Some of these dismemberments led to some of the most incredible economic growths and innovations int he history of the United Staes — whether AT&T, Standard Oil — there are moments where big breakups had important consequences for this country. We shouldn’t be afraid to pull the trigger. And you need a mix of economic and moral-driven, maybe political, sense of what this company is doing to us as a country.
What are some companies that if broke them up we’d have more innovation and more growth?
I’ll give you my criteria. You need to look for a monopolist who has been in charge of an industry for a very long time with no signs of competition. We’re talking about stagnant industries.
I’m less excited about breaking up companies under growth that just got there and are doing things. Google in 2010, 2011, was still on the make and innovating wildly. Think of someone who has been there for a very long time — someone like Microsoft and the monopolies it’s had for some time over [Microsoft] Office. It would have been better for the company at the time. It’s a little late now to come back and break them up.
The airline industry — we might consider retroactively breaking up parts of it. We allowed American Airlines and US Airways (to merge) — the effects have been so pernicious for customers, the profits are through the roof, that it’s clearly an error. We need to say, “We blew that.”
There’s been a long story of hospital mergers. They’re not famous, but the price of care after the merger goes up, and the mortality rates also go up. More people die, and they cost more. Those mergers were a mistake.
We should not be afraid to use that power when it’s called for.
Let me ask a question about the trip wire approach versus the impressionistic/moralistic approach to company breakups.
The moralistic approach feels like an invitation to crony capitalism. If the decision is made based on the sentiments of the political class toward these companies, that’s an incentive to invest dramatically in lobbying.
Look at Trump. He wants to use anti-trust — not because he is concerned about consolidation in industry, but as a method of punishment and hurting your industries. If companies have this much to fear from the government not liking them, I could really imagine taking us further down that dangerous path.
Those are arguments Bork made. But Justice (John Paul) Stevens made it a different way. He had this phrase, “Anti-trust is like the law of the Wild West. Sometimes the sheriff feels like you should go pistol-whip a few bad guys.”

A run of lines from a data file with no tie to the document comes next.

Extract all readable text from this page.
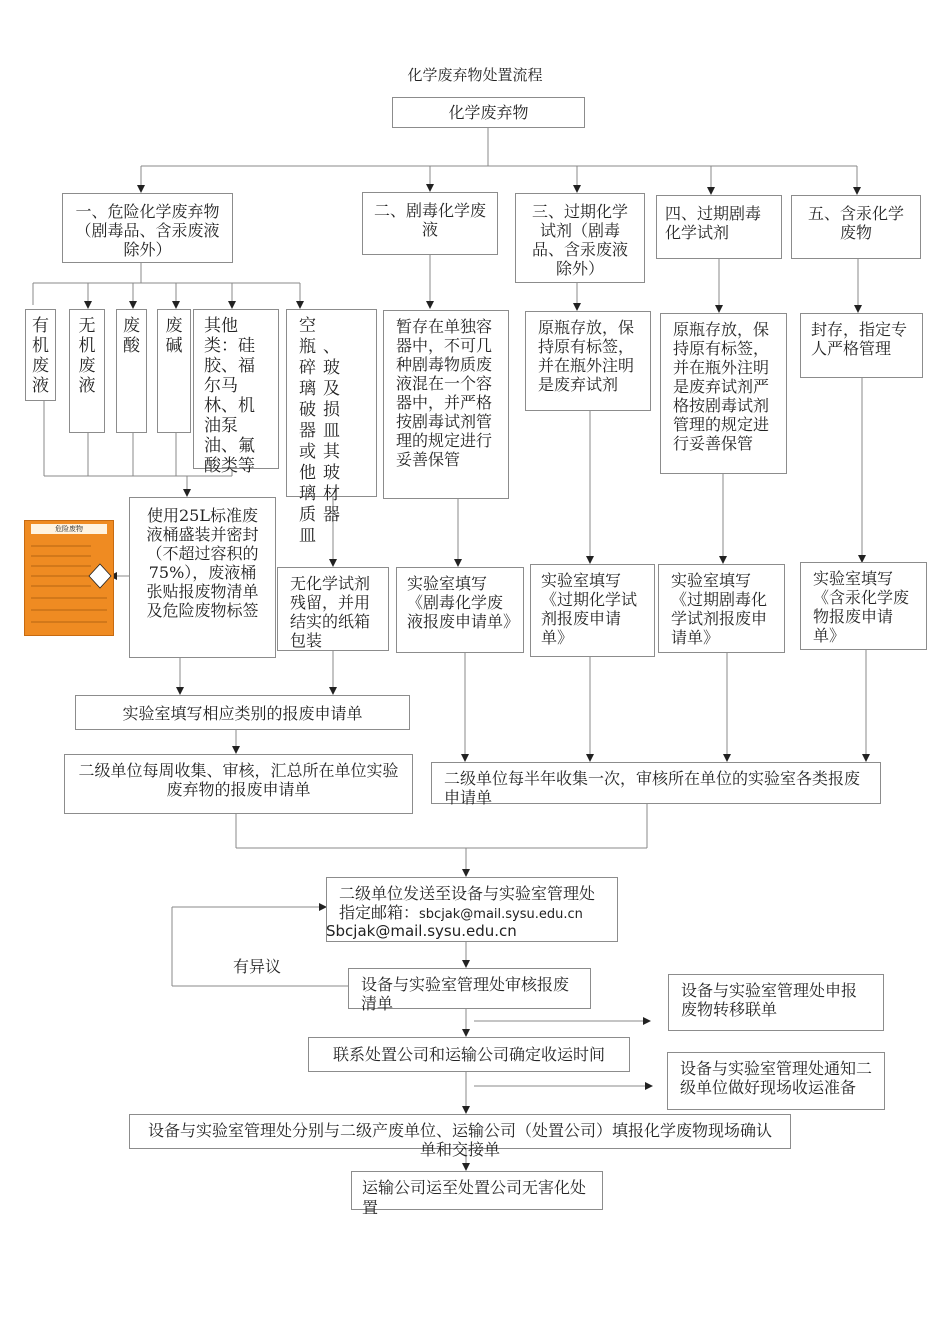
化学废弃物处置流程
化学废弃物
一、危险化学废弃物（剧毒品、含汞废液除外）
二、剧毒化学废液
三、过期化学试剂（剧毒品、含汞废液除外）
四、过期剧毒化学试剂
五、含汞化学废物
有机废液
无机废液
废酸
废碱
其他类：硅胶、福尔马林、机油泵油、氟酸类等
空瓶、碎玻璃及破损器皿或其他玻璃材质器皿
暂存在单独容器中，不可几种剧毒物质废液混在一个容器中，并严格按剧毒试剂管理的规定进行妥善保管
原瓶存放，保持原有标签，并在瓶外注明是废弃试剂
原瓶存放，保持原有标签，并在瓶外注明是废弃试剂严格按剧毒试剂管理的规定进行妥善保管
封存，指定专人严格管理
使用25L标准废液桶盛装并密封（不超过容积的75%），废液桶张贴报废物清单及危险废物标签
危险废物
无化学试剂残留，并用结实的纸箱包装
实验室填写《剧毒化学废液报废申请单》
实验室填写《过期化学试剂报废申请单》
实验室填写《过期剧毒化学试剂报废申请单》
实验室填写《含汞化学废物报废申请单》
实验室填写相应类别的报废申请单
二级单位每周收集、审核，汇总所在单位实验废弃物的报废申请单
二级单位每半年收集一次，审核所在单位的实验室各类报废申请单
二级单位发送至设备与实验室管理处指定邮箱：sbcjak@mail.sysu.edu.cn
Sbcjak@mail.sysu.edu.cn
有异议
设备与实验室管理处审核报废清单
设备与实验室管理处申报废物转移联单
联系处置公司和运输公司确定收运时间
设备与实验室管理处通知二级单位做好现场收运准备
设备与实验室管理处分别与二级产废单位、运输公司（处置公司）填报化学废物现场确认单和交接单
运输公司运至处置公司无害化处置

I share with you a belief in the rule of law as opposed to political whims and enemies lists. The question is how far you’re erring. I’m not saying politicians should sit around and say, “My phone bill is outrageous let’s break up AT&T.”
The balance has gone too far into a purely economic driven, “what are the numbers,” kind of story. The trip-wire approach is completely insensitive to whether that would be good. It requires judgment calls and we shouldn’t be pretending that we don’t have judgements.
People look at Amazon and the anti-trust people look at it and say, “They have lowered prices.” How can we break them up if they’ve accomplished one of the main goals of this law, which is to keep prices down for customers?